Schwartz started in February after government investigations revealed that NYCHA failed to properly inspect for lead paint, then lied about it.

In a scathing five-page letter in May, Schwartz accused the interim chairwoman, Kathryn Garcia, of misleading the public about the agency’s efforts to remove lead paint from buildings.

Garcia, who will retake her duties as the city’s sanitation commissioner when Russ starts, fired back with her own missive, refuting his claims. In a follow-up memo, NYCHA acknowledged some shortcomings in fully complying with lead paint regulations, blaming poor coordination and lack of staff.

Schwartz has involved his investigations and compliance firm, Guidepost Solutions, and he has recruited other former prosecutors to join his team.

Schwartz’s background is not in housing. He ran the criminal division of the Southern District of New York when Rudy Giuliani was the U.S. attorney in the 1980s. He later made a career of correcting wrongdoing as a monitor at troubled corporations, including General Motors, Deutsche Bank and BP, the oil and gas company.

The city is required to pay for his salary and expenses. Politico reported that the monitor has already accumulated a $3 million bill.

Schwartz has also hired an influential lobbyist, Keith Wright, to broker meetings with elected officials, according to two people familiar with the matter. The city must also pay up to $3 million for two consulting firms that were recently hired to study NYCHA.
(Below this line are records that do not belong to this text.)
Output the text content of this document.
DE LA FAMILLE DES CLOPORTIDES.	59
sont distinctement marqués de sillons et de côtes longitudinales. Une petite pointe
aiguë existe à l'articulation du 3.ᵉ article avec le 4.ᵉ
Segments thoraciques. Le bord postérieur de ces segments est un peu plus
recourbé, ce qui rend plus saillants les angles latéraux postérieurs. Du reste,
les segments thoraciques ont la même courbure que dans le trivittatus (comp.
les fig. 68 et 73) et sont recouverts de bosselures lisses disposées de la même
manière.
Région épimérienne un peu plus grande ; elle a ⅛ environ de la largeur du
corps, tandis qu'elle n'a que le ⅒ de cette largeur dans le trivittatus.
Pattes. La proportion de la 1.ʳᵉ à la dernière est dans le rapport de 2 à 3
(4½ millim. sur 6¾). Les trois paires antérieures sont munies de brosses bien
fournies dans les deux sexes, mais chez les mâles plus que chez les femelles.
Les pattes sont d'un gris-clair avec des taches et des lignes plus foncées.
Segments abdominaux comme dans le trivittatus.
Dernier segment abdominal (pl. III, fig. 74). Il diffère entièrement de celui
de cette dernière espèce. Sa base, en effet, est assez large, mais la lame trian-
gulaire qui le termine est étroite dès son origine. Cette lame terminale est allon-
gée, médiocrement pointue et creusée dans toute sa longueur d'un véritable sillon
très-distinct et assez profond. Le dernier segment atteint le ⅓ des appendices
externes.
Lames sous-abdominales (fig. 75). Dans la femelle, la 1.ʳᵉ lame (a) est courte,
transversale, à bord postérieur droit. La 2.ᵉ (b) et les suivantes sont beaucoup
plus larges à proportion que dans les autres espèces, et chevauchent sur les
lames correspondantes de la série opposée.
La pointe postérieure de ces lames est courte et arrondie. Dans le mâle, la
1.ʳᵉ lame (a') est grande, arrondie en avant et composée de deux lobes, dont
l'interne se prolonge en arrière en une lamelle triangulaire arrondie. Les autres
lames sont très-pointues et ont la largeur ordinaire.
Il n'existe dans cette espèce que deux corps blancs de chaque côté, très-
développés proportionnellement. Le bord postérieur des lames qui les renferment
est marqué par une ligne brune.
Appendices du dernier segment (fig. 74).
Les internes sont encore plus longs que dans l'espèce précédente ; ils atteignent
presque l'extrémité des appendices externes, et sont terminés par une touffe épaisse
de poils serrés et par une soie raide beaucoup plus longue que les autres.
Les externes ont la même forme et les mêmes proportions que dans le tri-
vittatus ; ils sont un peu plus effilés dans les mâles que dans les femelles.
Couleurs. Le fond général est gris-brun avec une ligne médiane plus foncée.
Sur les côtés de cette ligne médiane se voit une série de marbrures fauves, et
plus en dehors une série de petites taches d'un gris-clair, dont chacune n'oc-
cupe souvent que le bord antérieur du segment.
“The cost of the monitorship is largely shrouded in secrecy,” said Councilman Ritchie Torres, who grew up in public housing.

Schwartz has not spoken with reporters since his appointment and declined to be interviewed for this story.

In a statement, Schwartz said he had spoken with Russ and looked forward to collaborating with him.

Gaining the Trust of Residents

What remains unclear is how the changes at the top will trickle down.

Both Russ and Schwartz will have to face wary residents who may be suspicious of government officials and the landlord that has repeatedly failed them.

Many are upset they had no say in the selection of the chairman or the monitor, said Daniel Barber, a resident and chairman of a citywide council of tenant associations in public housing.

“Residents are your eyes and ears, your first line of defense,” Barber said. “Sit down with them and really make a comprehensive plan to preserve public housing.”

The city first reached out to Russ in February to gauge interest, city officials said. Russ initially asked the city to take him off the short list because of family considerations. Other qualified candidates also said they were not interested.

In May, federal officials suggested increasing the compensation package to attract candidates and cover relocation costs, city officials said.

Russ was approached again. This time he was interested: He traveled to New York on Mother’s Day and met with de Blasio.

Russ said he was eager to begin building his team. His first order of business? Talk to residents.

“NYCHA has a lease with each one of these families, and that lease obligates us to provide quality housing,” Russ said. “That’s our contract with the family. When you’re not doing that, that’s a problem.”